Dispatching loans has been challenging for auto lenders over the past several years. As vehicle ownership has increased, so has auto loan fraud which lenders have been trying to combat. From an outside perspective, it might look like a case of bad customer advice from the dealer or financing company resulting in disparities and branding it as fraud. However, car finance fraud can be much more complex when wrongful and fraudulent income, employment, identity, or collateral data is used in the application process.
In 2020, US auto loan fraud reached $7.3 billion from $2.1 billion in 2010.
Many consumers need financing for their next car purchase, which is why auto financing companies are popular. There are, however, deceitful consumers out there that pose as legitimate consumers in a bid to defraud the lenders. A recent instance of fraud in the auto lending industry involving 340 applications, which resulted in fraud amounting to $5.5 million, showcased the impact fraudsters could have on the industry. A growing trend of such incidents in the last decade has exposed the vulnerability of the auto lending application process to fraud. The fact that most loans are dispatched through dealers has compounded the problem.
One of the primary reasons auto lending is exposed to fraud is the heavily paper-based application process which also entails offline exchange of identification and financial data of the borrower. Synthetic identities are created by modifying social security numbers, and in other instances, financial data is misrepresented to create fraudulent applications. Falsified information originates from the consumer directly or the dealer.
Auto Loan Fraud Takes Many Forms and Shapes
An auto loan fraud is committed when identity, financial, or credit-related information is deliberately or inadvertently misrepresented in order to obtain a vehicle loan. Here are some of the methods in which auto loan fraud could be committed:
Document Fraud: Document fraud occurs when consumers provide false information in their KYC documents, such as income, income source, residency, or employer, to either obtain credit or borrow more than they are eligible for.
Identity Theft: Identity theft occurs when fraudsters use stolen identities to take out auto loans in the names of individuals with good credit. Theft of this type usually occurs through organized crime groups and results in massive losses.

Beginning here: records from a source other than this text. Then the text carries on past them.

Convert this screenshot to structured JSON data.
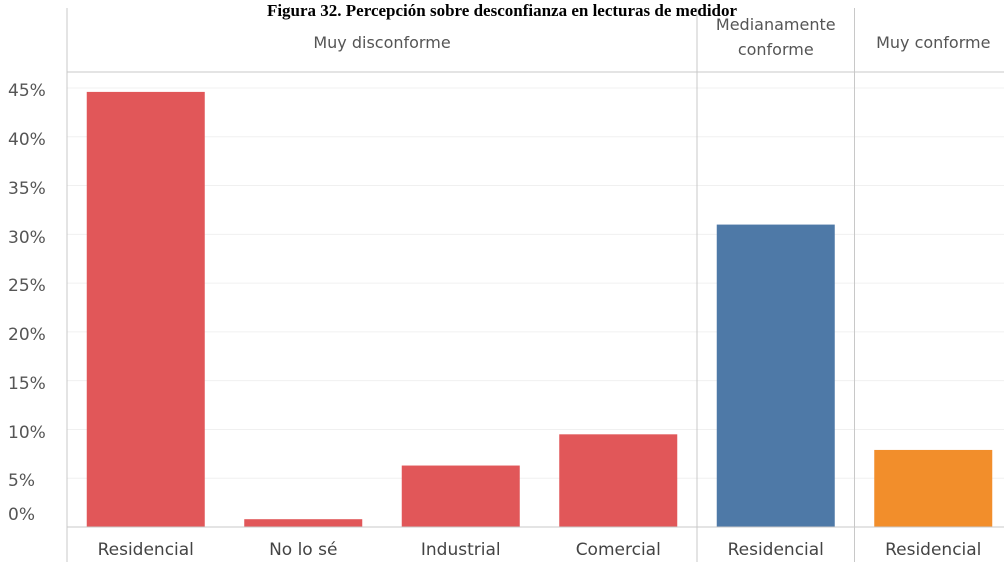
{
  "title": "Figura 32. Percepción sobre desconfianza en lecturas de medidor",
  "colors": {
    "Muy disconforme": "#e15759",
    "Medianamente conforme": "#4e79a7",
    "Muy conforme": "#f28e2b"
  },
  "chart_data": {
    "type": "bar",
    "title": "Figura 32. Percepción sobre desconfianza en lecturas de medidor",
    "ylim": [
      0,
      45
    ],
    "y_ticks": [
      "0%",
      "5%",
      "10%",
      "15%",
      "20%",
      "25%",
      "30%",
      "35%",
      "40%",
      "45%"
    ],
    "grid": true,
    "groups": [
      {
        "name_lines": [
          "Muy disconforme"
        ],
        "color": "#e15759",
        "categories": [
          "Residencial",
          "No lo sé",
          "Industrial",
          "Comercial"
        ],
        "values": [
          44.6,
          0.8,
          6.3,
          9.5
        ]
      },
      {
        "name_lines": [
          "Medianamente",
          "conforme"
        ],
        "color": "#4e79a7",
        "categories": [
          "Residencial"
        ],
        "values": [
          31.0
        ]
      },
      {
        "name_lines": [
          "Muy conforme"
        ],
        "color": "#f28e2b",
        "categories": [
          "Residencial"
        ],
        "values": [
          7.9
        ]
      }
    ]
  }
}
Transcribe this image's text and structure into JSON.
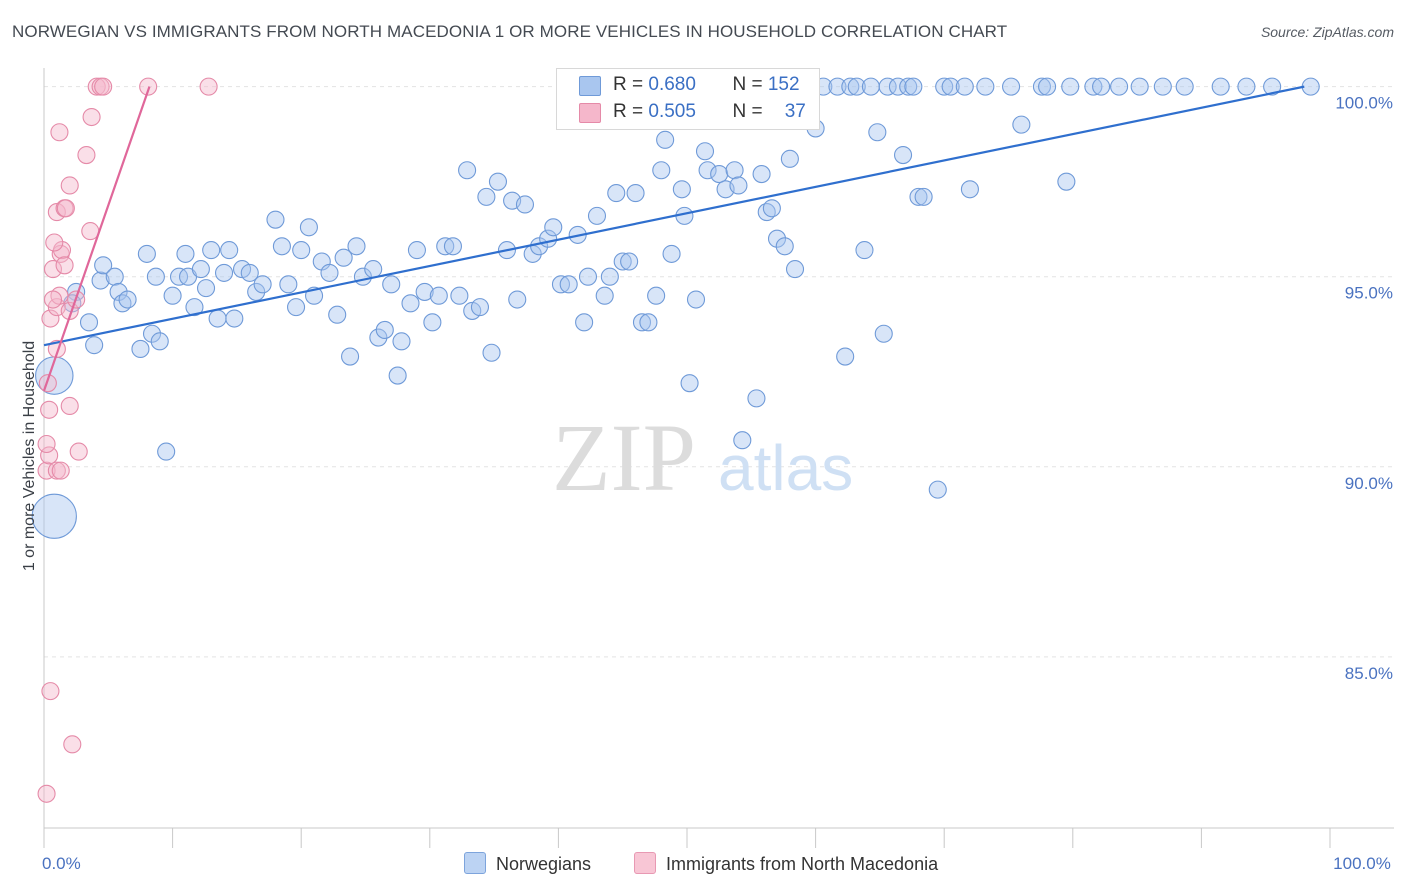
{
  "title": "NORWEGIAN VS IMMIGRANTS FROM NORTH MACEDONIA 1 OR MORE VEHICLES IN HOUSEHOLD CORRELATION CHART",
  "source": "Source: ZipAtlas.com",
  "watermark": {
    "zip": "ZIP",
    "atlas": "atlas"
  },
  "legend_stats": [
    {
      "r_label": "R = ",
      "r_value": "0.680",
      "n_label": "N = ",
      "n_value": "152"
    },
    {
      "r_label": "R = ",
      "r_value": "0.505",
      "n_label": "N = ",
      "n_value": "37"
    }
  ],
  "colors": {
    "blue_fill": "#a9c6ef",
    "blue_stroke": "#6f9ad8",
    "blue_line": "#2f6fce",
    "pink_fill": "#f5b7cb",
    "pink_stroke": "#e58aa8",
    "pink_line": "#e0679a",
    "grid": "#e3e3e3",
    "axis": "#c8c8c8"
  },
  "chart_data": {
    "type": "scatter",
    "title": "NORWEGIAN VS IMMIGRANTS FROM NORTH MACEDONIA 1 OR MORE VEHICLES IN HOUSEHOLD CORRELATION CHART",
    "xlabel": "",
    "ylabel": "1 or more Vehicles in Household",
    "xlim": [
      0,
      100
    ],
    "ylim": [
      80.5,
      100.7
    ],
    "x_tick_labels": [
      {
        "value": 0,
        "label": "0.0%"
      },
      {
        "value": 100,
        "label": "100.0%"
      }
    ],
    "y_tick_labels": [
      {
        "value": 100,
        "label": "100.0%"
      },
      {
        "value": 95,
        "label": "95.0%"
      },
      {
        "value": 90,
        "label": "90.0%"
      },
      {
        "value": 85,
        "label": "85.0%"
      }
    ],
    "x_minor_ticks": [
      0,
      10,
      20,
      30,
      40,
      50,
      60,
      70,
      80,
      90,
      100
    ],
    "grid": true,
    "legend": [
      {
        "name": "Norwegians"
      },
      {
        "name": "Immigrants from North Macedonia"
      }
    ],
    "series": [
      {
        "name": "Norwegians",
        "trend": {
          "x": [
            0,
            98
          ],
          "y": [
            93.2,
            100.0
          ]
        },
        "points": [
          [
            0.8,
            92.4,
            2.2
          ],
          [
            0.8,
            88.7,
            2.6
          ],
          [
            2.5,
            94.6,
            1
          ],
          [
            2.2,
            94.3,
            1
          ],
          [
            3.5,
            93.8,
            1
          ],
          [
            4.4,
            94.9,
            1
          ],
          [
            4.6,
            95.3,
            1
          ],
          [
            3.9,
            93.2,
            1
          ],
          [
            5.5,
            95.0,
            1
          ],
          [
            5.8,
            94.6,
            1
          ],
          [
            6.1,
            94.3,
            1
          ],
          [
            6.5,
            94.4,
            1
          ],
          [
            7.5,
            93.1,
            1
          ],
          [
            8.0,
            95.6,
            1
          ],
          [
            8.4,
            93.5,
            1
          ],
          [
            8.7,
            95.0,
            1
          ],
          [
            9.0,
            93.3,
            1
          ],
          [
            9.5,
            90.4,
            1
          ],
          [
            10.0,
            94.5,
            1
          ],
          [
            10.5,
            95.0,
            1
          ],
          [
            11.0,
            95.6,
            1
          ],
          [
            11.2,
            95.0,
            1
          ],
          [
            11.7,
            94.2,
            1
          ],
          [
            12.2,
            95.2,
            1
          ],
          [
            12.6,
            94.7,
            1
          ],
          [
            13.0,
            95.7,
            1
          ],
          [
            13.5,
            93.9,
            1
          ],
          [
            14.0,
            95.1,
            1
          ],
          [
            14.4,
            95.7,
            1
          ],
          [
            14.8,
            93.9,
            1
          ],
          [
            15.4,
            95.2,
            1
          ],
          [
            16.0,
            95.1,
            1
          ],
          [
            16.5,
            94.6,
            1
          ],
          [
            17.0,
            94.8,
            1
          ],
          [
            18.0,
            96.5,
            1
          ],
          [
            18.5,
            95.8,
            1
          ],
          [
            19.0,
            94.8,
            1
          ],
          [
            19.6,
            94.2,
            1
          ],
          [
            20.0,
            95.7,
            1
          ],
          [
            20.6,
            96.3,
            1
          ],
          [
            21.0,
            94.5,
            1
          ],
          [
            21.6,
            95.4,
            1
          ],
          [
            22.2,
            95.1,
            1
          ],
          [
            22.8,
            94.0,
            1
          ],
          [
            23.3,
            95.5,
            1
          ],
          [
            23.8,
            92.9,
            1
          ],
          [
            24.3,
            95.8,
            1
          ],
          [
            24.8,
            95.0,
            1
          ],
          [
            25.6,
            95.2,
            1
          ],
          [
            26.0,
            93.4,
            1
          ],
          [
            26.5,
            93.6,
            1
          ],
          [
            27.0,
            94.8,
            1
          ],
          [
            27.5,
            92.4,
            1
          ],
          [
            27.8,
            93.3,
            1
          ],
          [
            28.5,
            94.3,
            1
          ],
          [
            29.0,
            95.7,
            1
          ],
          [
            29.6,
            94.6,
            1
          ],
          [
            30.2,
            93.8,
            1
          ],
          [
            30.7,
            94.5,
            1
          ],
          [
            31.2,
            95.8,
            1
          ],
          [
            31.8,
            95.8,
            1
          ],
          [
            32.3,
            94.5,
            1
          ],
          [
            32.9,
            97.8,
            1
          ],
          [
            33.3,
            94.1,
            1
          ],
          [
            33.9,
            94.2,
            1
          ],
          [
            34.4,
            97.1,
            1
          ],
          [
            34.8,
            93.0,
            1
          ],
          [
            35.3,
            97.5,
            1
          ],
          [
            36.0,
            95.7,
            1
          ],
          [
            36.4,
            97.0,
            1
          ],
          [
            36.8,
            94.4,
            1
          ],
          [
            37.4,
            96.9,
            1
          ],
          [
            38.0,
            95.6,
            1
          ],
          [
            38.5,
            95.8,
            1
          ],
          [
            39.2,
            96.0,
            1
          ],
          [
            39.6,
            96.3,
            1
          ],
          [
            40.2,
            94.8,
            1
          ],
          [
            40.8,
            94.8,
            1
          ],
          [
            41.5,
            96.1,
            1
          ],
          [
            42.0,
            93.8,
            1
          ],
          [
            42.3,
            95.0,
            1
          ],
          [
            43.0,
            96.6,
            1
          ],
          [
            43.6,
            94.5,
            1
          ],
          [
            44.0,
            95.0,
            1
          ],
          [
            44.5,
            97.2,
            1
          ],
          [
            45.0,
            95.4,
            1
          ],
          [
            45.5,
            95.4,
            1
          ],
          [
            46.0,
            97.2,
            1
          ],
          [
            46.5,
            93.8,
            1
          ],
          [
            47.0,
            93.8,
            1
          ],
          [
            47.6,
            94.5,
            1
          ],
          [
            48.0,
            97.8,
            1
          ],
          [
            48.3,
            98.6,
            1
          ],
          [
            48.8,
            95.6,
            1
          ],
          [
            49.6,
            97.3,
            1
          ],
          [
            49.8,
            96.6,
            1
          ],
          [
            50.2,
            92.2,
            1
          ],
          [
            50.7,
            94.4,
            1
          ],
          [
            51.4,
            98.3,
            1
          ],
          [
            51.6,
            97.8,
            1
          ],
          [
            52.5,
            97.7,
            1
          ],
          [
            53.0,
            97.3,
            1
          ],
          [
            53.7,
            97.8,
            1
          ],
          [
            54.0,
            97.4,
            1
          ],
          [
            54.3,
            90.7,
            1
          ],
          [
            55.4,
            91.8,
            1
          ],
          [
            55.8,
            97.7,
            1
          ],
          [
            56.2,
            96.7,
            1
          ],
          [
            56.6,
            96.8,
            1
          ],
          [
            57.0,
            96.0,
            1
          ],
          [
            57.6,
            95.8,
            1
          ],
          [
            58.0,
            98.1,
            1
          ],
          [
            58.4,
            95.2,
            1
          ],
          [
            60.0,
            98.9,
            1
          ],
          [
            60.6,
            100.0,
            1
          ],
          [
            61.7,
            100.0,
            1
          ],
          [
            62.3,
            92.9,
            1
          ],
          [
            62.7,
            100.0,
            1
          ],
          [
            63.2,
            100.0,
            1
          ],
          [
            63.8,
            95.7,
            1
          ],
          [
            64.3,
            100.0,
            1
          ],
          [
            64.8,
            98.8,
            1
          ],
          [
            65.3,
            93.5,
            1
          ],
          [
            65.6,
            100.0,
            1
          ],
          [
            66.4,
            100.0,
            1
          ],
          [
            66.8,
            98.2,
            1
          ],
          [
            67.2,
            100.0,
            1
          ],
          [
            67.6,
            100.0,
            1
          ],
          [
            68.0,
            97.1,
            1
          ],
          [
            68.4,
            97.1,
            1
          ],
          [
            69.5,
            89.4,
            1
          ],
          [
            70.0,
            100.0,
            1
          ],
          [
            70.5,
            100.0,
            1
          ],
          [
            71.6,
            100.0,
            1
          ],
          [
            72.0,
            97.3,
            1
          ],
          [
            73.2,
            100.0,
            1
          ],
          [
            75.2,
            100.0,
            1
          ],
          [
            76.0,
            99.0,
            1
          ],
          [
            77.6,
            100.0,
            1
          ],
          [
            78.0,
            100.0,
            1
          ],
          [
            79.5,
            97.5,
            1
          ],
          [
            79.8,
            100.0,
            1
          ],
          [
            81.6,
            100.0,
            1
          ],
          [
            82.2,
            100.0,
            1
          ],
          [
            83.6,
            100.0,
            1
          ],
          [
            85.2,
            100.0,
            1
          ],
          [
            87.0,
            100.0,
            1
          ],
          [
            88.7,
            100.0,
            1
          ],
          [
            91.5,
            100.0,
            1
          ],
          [
            93.5,
            100.0,
            1
          ],
          [
            95.5,
            100.0,
            1
          ],
          [
            98.5,
            100.0,
            1
          ]
        ]
      },
      {
        "name": "Immigrants from North Macedonia",
        "trend": {
          "x": [
            0,
            8.2
          ],
          "y": [
            92.0,
            100.0
          ]
        },
        "points": [
          [
            0.2,
            81.4,
            1
          ],
          [
            0.5,
            84.1,
            1
          ],
          [
            2.2,
            82.7,
            1
          ],
          [
            0.2,
            89.9,
            1
          ],
          [
            0.4,
            90.3,
            1
          ],
          [
            0.2,
            90.6,
            1
          ],
          [
            1.0,
            89.9,
            1
          ],
          [
            1.3,
            89.9,
            1
          ],
          [
            0.4,
            91.5,
            1
          ],
          [
            2.0,
            91.6,
            1
          ],
          [
            0.3,
            92.2,
            1
          ],
          [
            2.7,
            90.4,
            1
          ],
          [
            1.0,
            93.1,
            1
          ],
          [
            0.5,
            93.9,
            1
          ],
          [
            1.0,
            94.2,
            1
          ],
          [
            1.2,
            94.5,
            1
          ],
          [
            2.0,
            94.1,
            1
          ],
          [
            2.5,
            94.4,
            1
          ],
          [
            0.7,
            94.4,
            1
          ],
          [
            0.7,
            95.2,
            1
          ],
          [
            1.3,
            95.6,
            1
          ],
          [
            1.4,
            95.7,
            1
          ],
          [
            1.6,
            95.3,
            1
          ],
          [
            0.8,
            95.9,
            1
          ],
          [
            1.0,
            96.7,
            1
          ],
          [
            1.6,
            96.8,
            1
          ],
          [
            1.7,
            96.8,
            1
          ],
          [
            3.6,
            96.2,
            1
          ],
          [
            2.0,
            97.4,
            1
          ],
          [
            3.3,
            98.2,
            1
          ],
          [
            1.2,
            98.8,
            1
          ],
          [
            3.7,
            99.2,
            1
          ],
          [
            4.1,
            100.0,
            1
          ],
          [
            4.4,
            100.0,
            1
          ],
          [
            4.6,
            100.0,
            1
          ],
          [
            8.1,
            100.0,
            1
          ],
          [
            12.8,
            100.0,
            1
          ]
        ]
      }
    ]
  }
}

Synthetic Identity Fraud: Fraudsters create new identities using both fake and real information to establish a new credit bureau record that conceals their true identity and credit history. Fraudsters usually create new credit profiles by fabricating Social Security Numbers or stealing SSNs of inactive profiles. Professional criminals usually use this method to obtain money through auto loan disbursements fraudulently.
False Collateral Claim: Fake bank statements or other collateral such as deposits are often provided by dealers or fraudsters to ensure that the auto loan application is approved.
With foolproof identity checks, auto lenders could prevent auto loan fraud. Automating the information retrieval and identity verification process is a critical step to ensuring success in fraud detection.
Auto-filling Forms Can Thwart Identity Takeover Fraud and Improve Onboarding Experience
Ideally, a digital loan onboarding solution should look for ways to reduce manual processing by consolidating parts of the process that may be redundant by auto-filling verified data and automating identity verification. For auto loans, PII data is required to auto-fill an application. With consumer consent, an ideal onboarding solution would automatically populate onboarding forms with verified PII data from trusted sources. In addition to accelerating form-filling, auto-fill detects and flags PII data mismatch, thereby stalling potentially fraudulent applications. At the same time, genuine applications can be automatically green-lit with a higher level of confidence, resulting in better conversion rates. Auto-filling vehicle loan applications significantly reduce the number of applications that need to undergo manual scrutiny resulting in both efficiency gains and reduced operating costs.
Prove Pre-fill™ radically transforms the digital onboarding process. It leverages the power of phones and phone numbers to modernize onboarding experiences by delivering authenticated digital identities and verified data to supercharge application velocity while mitigating identity fraud. Leveraging the principles of Phone-Centric Identity™ and adopting the PRO Model™ of authentication and verification, Pre-fill ensures possession of the phone, reputation of the phone number used while onboarding, and ownership of the phone against verified personal data. Furthermore, as opposed to the traditional approach of fetching potentially stale data from legacy data sources for KYC purposes, Pre-fill taps into multiple sources to perform a multi-level reinforcement of identity verification and fraud check.
Using Pre-fill, a tier 1 US card issuer saw a 15% boost in sign-ups and 93% of consumers opting to auto-fill their applications. A high majority of those that opted out of auto-fill were fraudsters.
Prove Pre-fill can not only make the auto lending application process frictionless but can also reduce OPEX significantly while reducing incidents of synthetic identity fraud.